Monitoring land degradation neutrality
Land in Balance, a science-policy brief prepared by the UNCCD Science-Policy Interface (SPI)
Scientific Conceptual Framework for Land Degradation Neutrality, report prepared by the UNCCD Science-Policy Interface (SPI)
How will land degradation neutrality (LDN) be monitored?
The LDN frame of reference
The novel aspect of LDN, that sets it apart from earlier efforts to tackle land degradation, is the specific adoption of neutrality as the goal. To assess whether this goal has been met, a reference (baseline) must be established, against which performance can be assessed.
Neutrality means no net degradation, compared with this baseline. So the baseline becomes the (minimum) target to be achieved.
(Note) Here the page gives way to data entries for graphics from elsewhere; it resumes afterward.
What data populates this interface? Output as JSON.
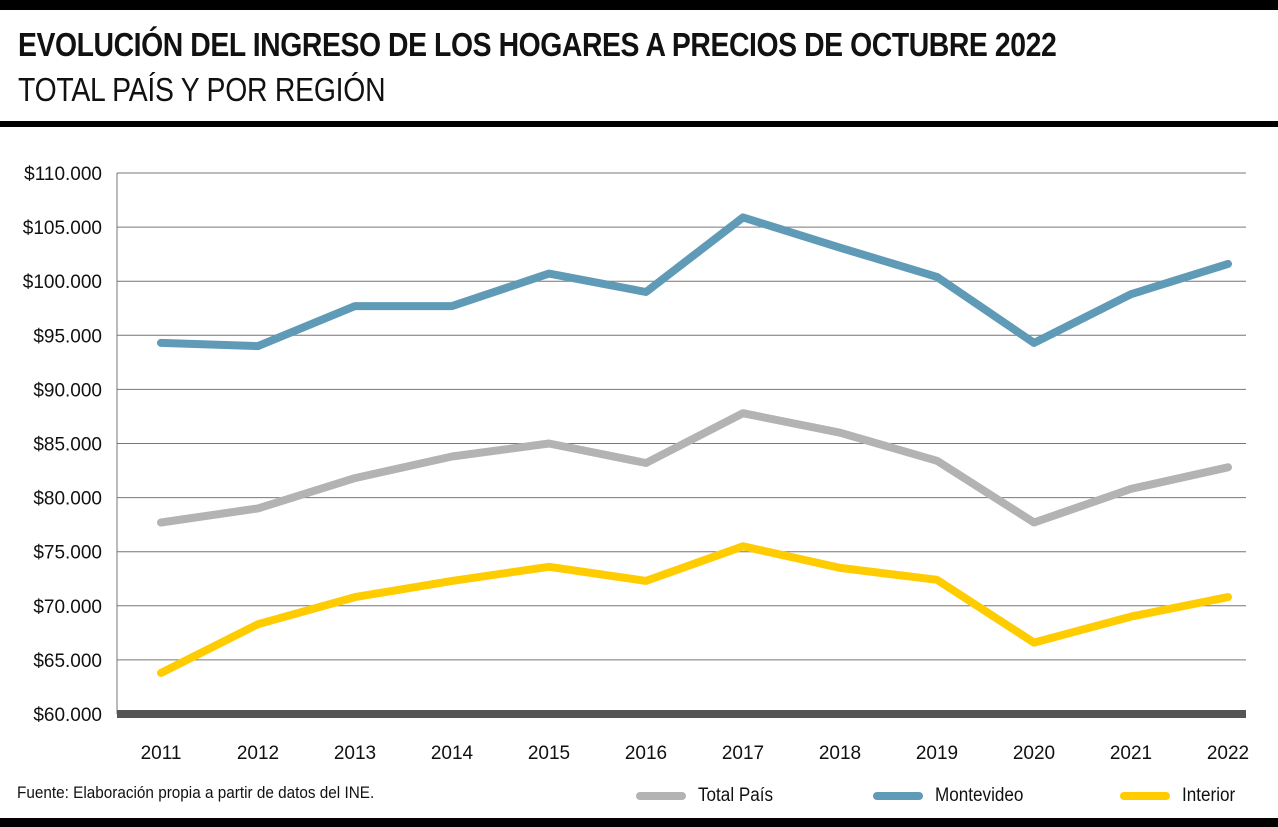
{
  "header": {
    "title": "EVOLUCIÓN DEL INGRESO DE LOS HOGARES A PRECIOS DE OCTUBRE 2022",
    "subtitle": "TOTAL PAÍS Y POR REGIÓN"
  },
  "footer": {
    "source": "Fuente: Elaboración propia a partir de datos del INE."
  },
  "chart_data": {
    "type": "line",
    "title": "EVOLUCIÓN DEL INGRESO DE LOS HOGARES A PRECIOS DE OCTUBRE 2022",
    "subtitle": "TOTAL PAÍS Y POR REGIÓN",
    "xlabel": "",
    "ylabel": "",
    "categories": [
      "2011",
      "2012",
      "2013",
      "2014",
      "2015",
      "2016",
      "2017",
      "2018",
      "2019",
      "2020",
      "2021",
      "2022"
    ],
    "ylim": [
      60000,
      110000
    ],
    "yticks": [
      110000,
      105000,
      100000,
      95000,
      90000,
      85000,
      80000,
      75000,
      70000,
      65000,
      60000
    ],
    "ytick_labels": [
      "$110.000",
      "$105.000",
      "$100.000",
      "$95.000",
      "$90.000",
      "$85.000",
      "$80.000",
      "$75.000",
      "$70.000",
      "$65.000",
      "$60.000"
    ],
    "grid": true,
    "legend_position": "bottom-right",
    "series": [
      {
        "name": "Total País",
        "color": "#b3b3b3",
        "values": [
          77700,
          79000,
          81800,
          83800,
          85000,
          83200,
          87800,
          86000,
          83400,
          77700,
          80800,
          82800
        ]
      },
      {
        "name": "Montevideo",
        "color": "#5f9ab7",
        "values": [
          94300,
          94000,
          97700,
          97700,
          100700,
          99000,
          105900,
          103100,
          100400,
          94300,
          98800,
          101600
        ]
      },
      {
        "name": "Interior",
        "color": "#ffcc00",
        "values": [
          63800,
          68300,
          70800,
          72300,
          73600,
          72300,
          75500,
          73500,
          72400,
          66600,
          69000,
          70800
        ]
      }
    ]
  }
}
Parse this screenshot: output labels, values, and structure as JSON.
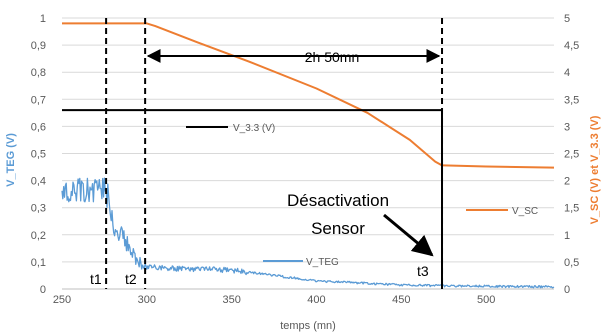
{
  "chart_data": {
    "type": "line",
    "xlabel": "temps (mn)",
    "ylabel_left": "V_TEG (V)",
    "ylabel_right": "V_SC (V) et V_3.3 (V)",
    "xlim": [
      250,
      540
    ],
    "xticks": [
      250,
      300,
      350,
      400,
      450,
      500
    ],
    "ylim_left": [
      0,
      1
    ],
    "yticks_left": [
      "0",
      "0,1",
      "0,2",
      "0,3",
      "0,4",
      "0,5",
      "0,6",
      "0,7",
      "0,8",
      "0,9",
      "1"
    ],
    "ylim_right": [
      0,
      5
    ],
    "yticks_right": [
      "0",
      "0,5",
      "1",
      "1,5",
      "2",
      "2,5",
      "3",
      "3,5",
      "4",
      "4,5",
      "5"
    ],
    "grid": "horizontal",
    "colors": {
      "V_TEG": "#5b9bd5",
      "V_SC": "#ed7d31",
      "V_3.3": "#000000"
    },
    "series": [
      {
        "name": "V_SC",
        "axis": "right",
        "x": [
          250,
          300,
          305,
          330,
          360,
          400,
          430,
          455,
          470,
          474,
          475,
          500,
          540
        ],
        "y": [
          4.9,
          4.9,
          4.85,
          4.55,
          4.2,
          3.7,
          3.25,
          2.75,
          2.35,
          2.28,
          2.28,
          2.26,
          2.24
        ]
      },
      {
        "name": "V_TEG",
        "axis": "left",
        "x": [
          250,
          275,
          280,
          290,
          297,
          300,
          320,
          350,
          400,
          450,
          474,
          500,
          540
        ],
        "y": [
          0.41,
          0.41,
          0.25,
          0.14,
          0.09,
          0.08,
          0.075,
          0.07,
          0.03,
          0.015,
          0.012,
          0.01,
          0.008
        ]
      },
      {
        "name": "V_3.3 (V)",
        "axis": "right",
        "x": [
          250,
          474,
          474
        ],
        "y": [
          3.3,
          3.3,
          0
        ]
      }
    ],
    "markers": [
      {
        "label": "t1",
        "x": 276
      },
      {
        "label": "t2",
        "x": 299
      },
      {
        "label": "t3",
        "x": 474
      }
    ],
    "annotations": {
      "duration": "2h 50mn",
      "event_line1": "Désactivation",
      "event_line2": "Sensor"
    }
  }
}
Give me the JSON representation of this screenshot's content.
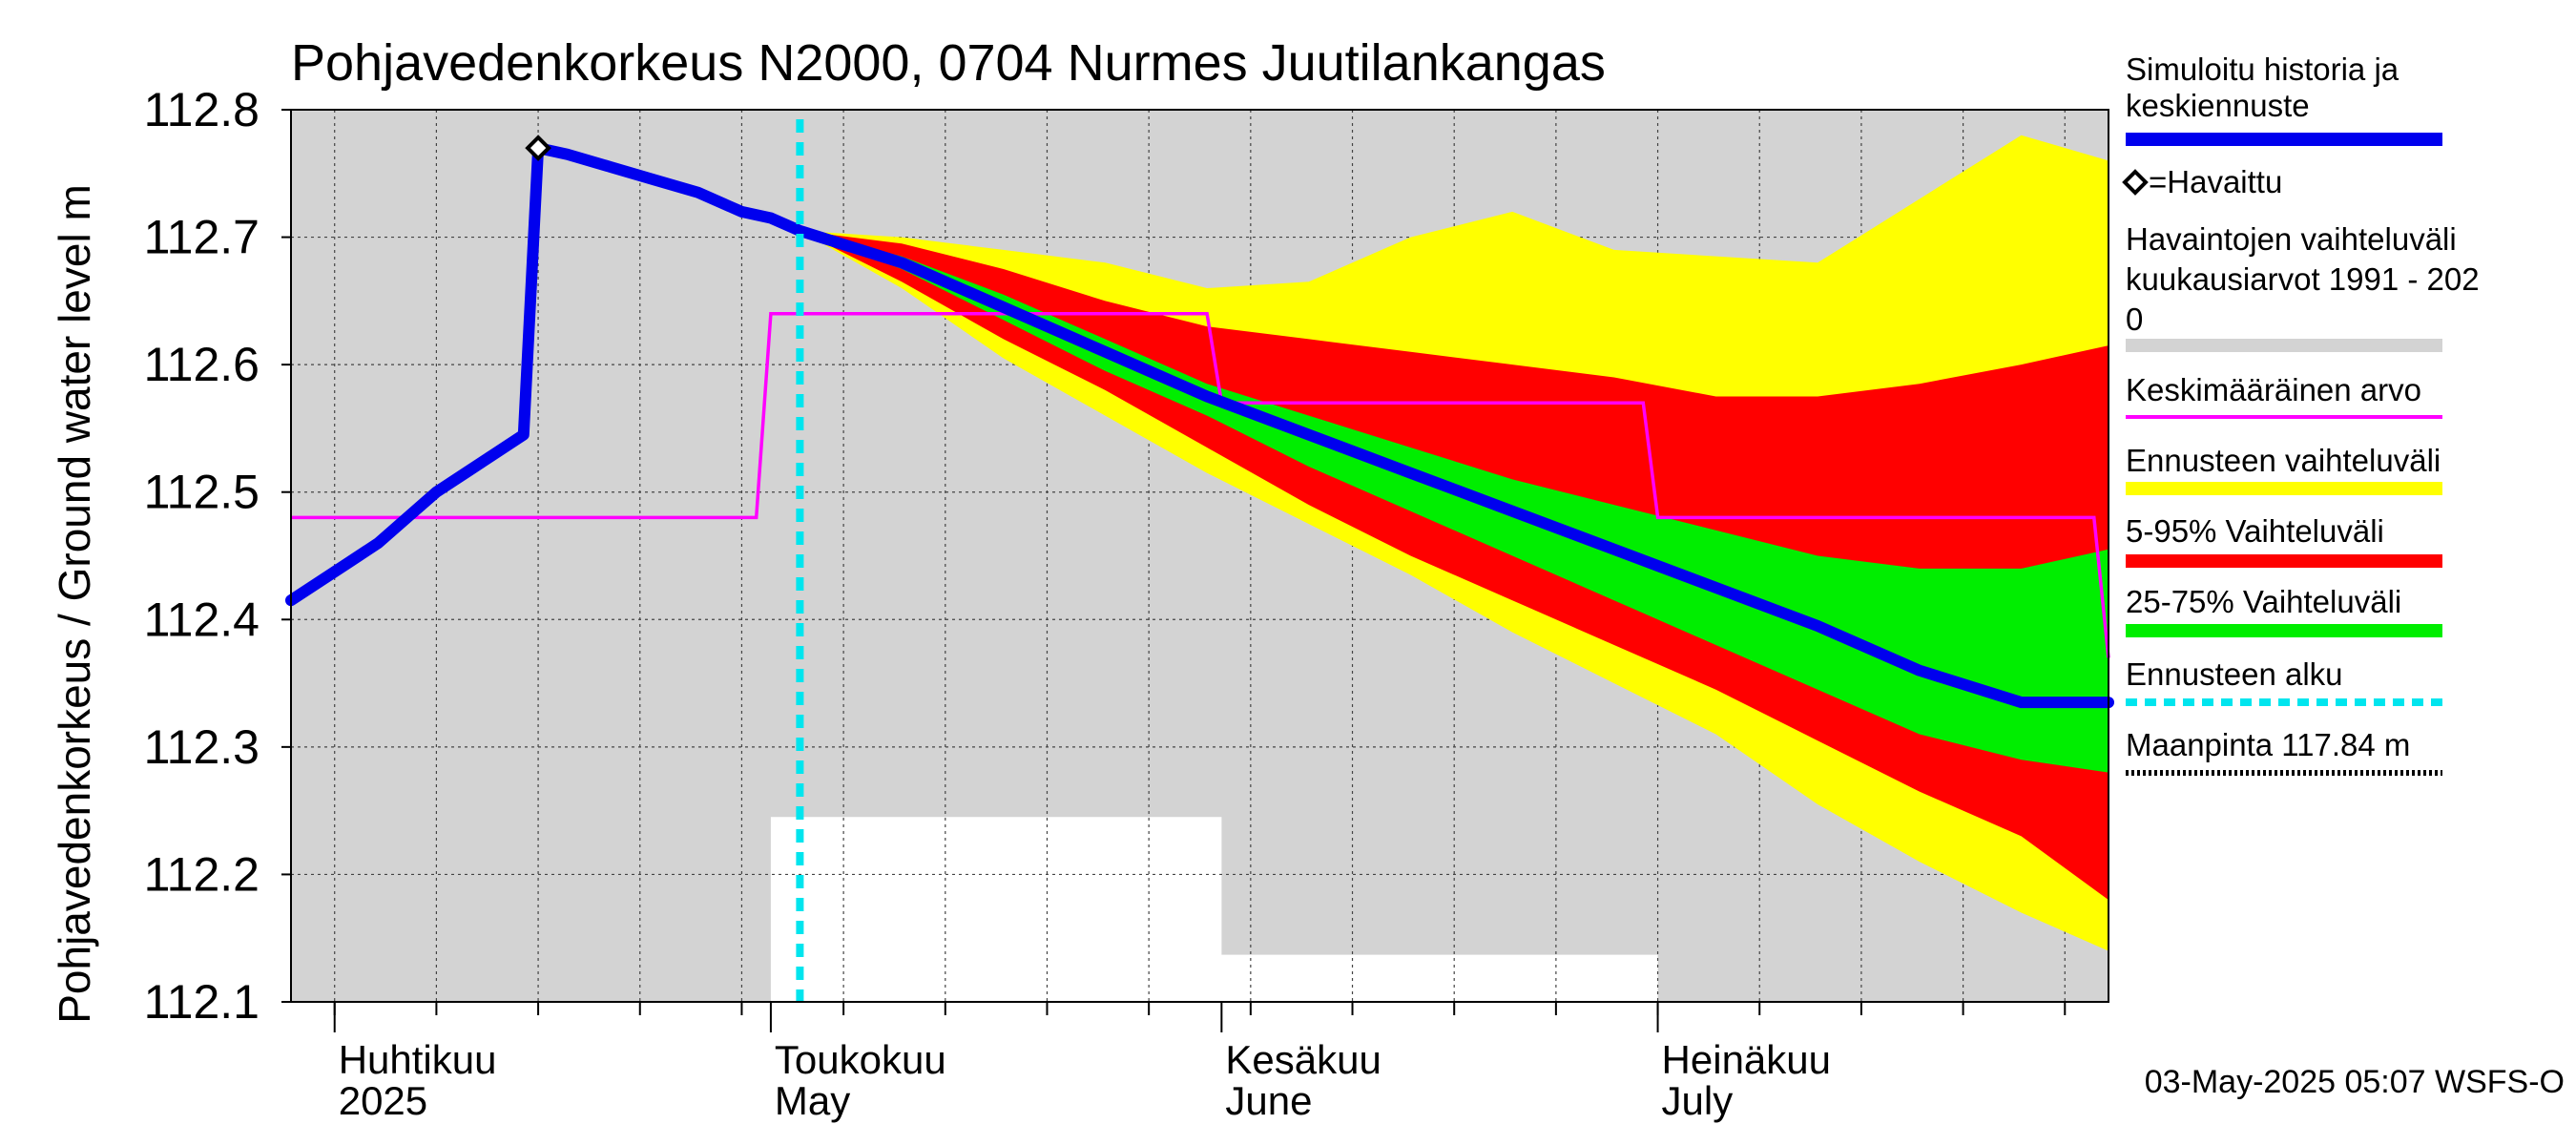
{
  "chart_data": {
    "type": "area",
    "title": "Pohjavedenkorkeus N2000, 0704 Nurmes Juutilankangas",
    "ylabel": "Pohjavedenkorkeus / Ground water level   m",
    "ylim": [
      112.1,
      112.8
    ],
    "yticks": [
      "112.1",
      "112.2",
      "112.3",
      "112.4",
      "112.5",
      "112.6",
      "112.7",
      "112.8"
    ],
    "xlim": [
      "2025-03-29",
      "2025-08-01"
    ],
    "month_labels": [
      {
        "date": "2025-04-01",
        "fi": "Huhtikuu",
        "en": "2025"
      },
      {
        "date": "2025-05-01",
        "fi": "Toukokuu",
        "en": "May"
      },
      {
        "date": "2025-06-01",
        "fi": "Kesäkuu",
        "en": "June"
      },
      {
        "date": "2025-07-01",
        "fi": "Heinäkuu",
        "en": "July"
      }
    ],
    "grid": true,
    "legend_position": "right",
    "timestamp": "03-May-2025 05:07 WSFS-O",
    "legend": [
      {
        "label": "Simuloitu historia ja keskiennuste",
        "color": "#0000ee",
        "style": "line"
      },
      {
        "label": "=Havaittu",
        "color": "#000000",
        "style": "diamond"
      },
      {
        "label": "Havaintojen vaihteluväli kuukausiarvot 1991 - 2020",
        "color": "#d3d3d3",
        "style": "band"
      },
      {
        "label": "Keskimääräinen arvo",
        "color": "#ff00ff",
        "style": "line"
      },
      {
        "label": "Ennusteen vaihteluväli",
        "color": "#ffff00",
        "style": "band"
      },
      {
        "label": "5-95% Vaihteluväli",
        "color": "#ff0000",
        "style": "band"
      },
      {
        "label": "25-75% Vaihteluväli",
        "color": "#00ee00",
        "style": "band"
      },
      {
        "label": "Ennusteen alku",
        "color": "#00e5ee",
        "style": "dashed"
      },
      {
        "label": "Maanpinta 117.84 m",
        "color": "#000000",
        "style": "dotted"
      }
    ],
    "forecast_start": "2025-05-03",
    "observed": [
      {
        "date": "2025-04-15",
        "value": 112.77
      }
    ],
    "historical_range_monthly": [
      {
        "month": "2025-03",
        "min": 112.1,
        "max": 112.8
      },
      {
        "month": "2025-04",
        "min": 112.1,
        "max": 112.8
      },
      {
        "month": "2025-05",
        "min": 112.245,
        "max": 112.8
      },
      {
        "month": "2025-06",
        "min": 112.137,
        "max": 112.8
      },
      {
        "month": "2025-07",
        "min": 112.1,
        "max": 112.8
      }
    ],
    "monthly_mean": [
      {
        "start": "2025-03-29",
        "end": "2025-04-30",
        "value": 112.48
      },
      {
        "start": "2025-05-01",
        "end": "2025-05-31",
        "value": 112.64
      },
      {
        "start": "2025-06-01",
        "end": "2025-06-30",
        "value": 112.57
      },
      {
        "start": "2025-07-01",
        "end": "2025-07-31",
        "value": 112.48
      },
      {
        "start": "2025-08-01",
        "end": "2025-08-01",
        "value": 112.37
      }
    ],
    "simulated_history": {
      "x": [
        "2025-03-29",
        "2025-03-31",
        "2025-04-02",
        "2025-04-04",
        "2025-04-06",
        "2025-04-08",
        "2025-04-10",
        "2025-04-12",
        "2025-04-14",
        "2025-04-15",
        "2025-04-17",
        "2025-04-20",
        "2025-04-23",
        "2025-04-26",
        "2025-04-29",
        "2025-05-01",
        "2025-05-03"
      ],
      "y": [
        112.415,
        112.43,
        112.445,
        112.46,
        112.48,
        112.5,
        112.515,
        112.53,
        112.545,
        112.77,
        112.765,
        112.755,
        112.745,
        112.735,
        112.72,
        112.715,
        112.705
      ]
    },
    "forecast_dates": [
      "2025-05-03",
      "2025-05-10",
      "2025-05-17",
      "2025-05-24",
      "2025-05-31",
      "2025-06-07",
      "2025-06-14",
      "2025-06-21",
      "2025-06-28",
      "2025-07-05",
      "2025-07-12",
      "2025-07-19",
      "2025-07-26",
      "2025-08-01"
    ],
    "forecast_median": [
      112.705,
      112.68,
      112.645,
      112.61,
      112.575,
      112.545,
      112.515,
      112.485,
      112.455,
      112.425,
      112.395,
      112.36,
      112.335,
      112.335
    ],
    "forecast_25_75": [
      [
        112.705,
        112.705
      ],
      [
        112.675,
        112.685
      ],
      [
        112.635,
        112.655
      ],
      [
        112.595,
        112.62
      ],
      [
        112.56,
        112.585
      ],
      [
        112.52,
        112.56
      ],
      [
        112.485,
        112.535
      ],
      [
        112.45,
        112.51
      ],
      [
        112.415,
        112.49
      ],
      [
        112.38,
        112.47
      ],
      [
        112.345,
        112.45
      ],
      [
        112.31,
        112.44
      ],
      [
        112.29,
        112.44
      ],
      [
        112.28,
        112.455
      ]
    ],
    "forecast_5_95": [
      [
        112.705,
        112.705
      ],
      [
        112.665,
        112.695
      ],
      [
        112.62,
        112.675
      ],
      [
        112.58,
        112.65
      ],
      [
        112.535,
        112.63
      ],
      [
        112.49,
        112.62
      ],
      [
        112.45,
        112.61
      ],
      [
        112.415,
        112.6
      ],
      [
        112.38,
        112.59
      ],
      [
        112.345,
        112.575
      ],
      [
        112.305,
        112.575
      ],
      [
        112.265,
        112.585
      ],
      [
        112.23,
        112.6
      ],
      [
        112.18,
        112.615
      ]
    ],
    "forecast_range": [
      [
        112.705,
        112.705
      ],
      [
        112.66,
        112.7
      ],
      [
        112.605,
        112.69
      ],
      [
        112.56,
        112.68
      ],
      [
        112.515,
        112.66
      ],
      [
        112.475,
        112.665
      ],
      [
        112.435,
        112.7
      ],
      [
        112.39,
        112.72
      ],
      [
        112.35,
        112.69
      ],
      [
        112.31,
        112.685
      ],
      [
        112.255,
        112.68
      ],
      [
        112.21,
        112.73
      ],
      [
        112.17,
        112.78
      ],
      [
        112.14,
        112.76
      ]
    ]
  }
}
Monitoring achievement of neutrality is based on quantifying the baseline and then assessing the balance between the area of “gains” (significant positive changes/improvements) and area of “losses” (significant negative changes/degradation) relative to the baseline, within each land type, at the target date.
Indicators for LDN
The LDN conceptual framework specifies what to measure (the indicators) and how it is assessed (the metrics). Indicators are chosen that reflect the key processes that underpin land-based natural capital. Metrics are chosen to be universally applicable and interpretable, and quantifiable with available data sets.
The indictors for LDN are the UNCCD progress reporting indicators (and associated metrics):
- Land cover (land cover change)
- Land productivity (net primary productivity)
- Carbon stocks (soil organic carbon)
These can be supplemented as needed by other sustainable development goal (SDG) indicators and national indicators.
The “one-out, all-out” approach
The “one-out, all-out” approach is used to interpret the results of the three global indicators: if any of the three indicators/metrics shows significant negative change, it is considered a loss (and conversely, if at least one indicator/metric shows a significant positive change and none shows a significant negative change it is considered a gain).
A simplified example, provided in the figure above, illustrates how LDN is monitored using the metrics to identify areas of change, and the one-out, all-out approach to identify gains and losses.
The goal of LDN: no net loss of land-based natural capital.